Spring Data JPA: The Save Method and Its Scope of Applicability
Consider a simple Post entity. It has an id, which is generated by the database, and a title:
@Entity
@Table(name = "post")
@Setter
@Getter
public class Post {
@Id
@GeneratedValue(strategy = IDENTITY)
private Long id;
private String title;
}
We also have a PostService where we inject PostRepository, a standard Spring Data JPA repository. Within this service, there’s a changeTitle method that updates the Post title. This method is transactional, meaning the entire method operates within a single transaction. In it, we pass the id and a new title, then call the save method:
@Service
public class PostService {
private final PostRepository postRepository;
@Transactional
public void changeTitle(Long postId, String title) {
final var post = postRepository.findById(postId).orElseThrow();
post.setTitle(title);
postRespository.save(post);
}
}
I’m sure you’ve encountered such an operation in various projects. Let’s run this code and enable HQL logging. After finding the post and updating it, the results are as expected. But what potential issues could arise?
Hibernate: select post0_.id as id1_0_0_, post0_.description as descript2_0_0_, post0_.title as title3_0_0_ from post post0_ where post0_.id=? Hibernate: update post set description=?, title=? where id=?
Let’s dive into how the save method operates. EntityInformation.isNew determines if the entity is new.
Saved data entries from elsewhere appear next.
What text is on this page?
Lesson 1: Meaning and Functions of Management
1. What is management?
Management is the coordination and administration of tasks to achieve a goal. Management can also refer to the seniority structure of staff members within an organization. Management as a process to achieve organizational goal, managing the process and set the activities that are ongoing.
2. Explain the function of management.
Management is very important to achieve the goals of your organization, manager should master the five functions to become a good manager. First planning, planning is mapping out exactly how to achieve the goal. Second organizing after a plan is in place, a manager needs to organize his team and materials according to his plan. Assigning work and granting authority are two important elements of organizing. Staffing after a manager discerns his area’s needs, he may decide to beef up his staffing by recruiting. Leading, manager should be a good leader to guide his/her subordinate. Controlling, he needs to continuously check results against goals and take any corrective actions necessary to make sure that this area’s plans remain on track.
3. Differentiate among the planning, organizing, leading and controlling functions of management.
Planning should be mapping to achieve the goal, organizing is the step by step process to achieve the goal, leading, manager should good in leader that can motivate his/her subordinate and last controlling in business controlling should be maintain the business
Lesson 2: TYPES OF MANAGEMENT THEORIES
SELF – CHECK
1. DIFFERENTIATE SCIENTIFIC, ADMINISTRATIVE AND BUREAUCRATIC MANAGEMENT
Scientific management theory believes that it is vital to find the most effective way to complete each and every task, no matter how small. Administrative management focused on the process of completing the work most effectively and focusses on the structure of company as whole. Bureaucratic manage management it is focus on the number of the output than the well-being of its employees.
If so, it calls persist; otherwise, it calls merge:
@Transactional
@Override
public <S extends T> S save(S entity) {
Assert.notNull(entity, "Entity must not be null.");
if (entityInformation.isNew(entity)) {
em.persist(entity);
return entity;
} else {
return em.merge(entity);
}
}
Entity Lifecycle in JPA
Let’s review the entity lifecycle in JPA:
When you create an entity through a constructor, it is in the Transient state, meaning Hibernate does not track it. The Managed state implies that all changes to an entity within a transaction are monitored by Hibernate and will be translated into appropriate SQL queries (update, insert, delete, etc.). An entity enters the Managed state if you persist it or find it by ID (find, getReference). It’s important to note that all of this happens within a transaction.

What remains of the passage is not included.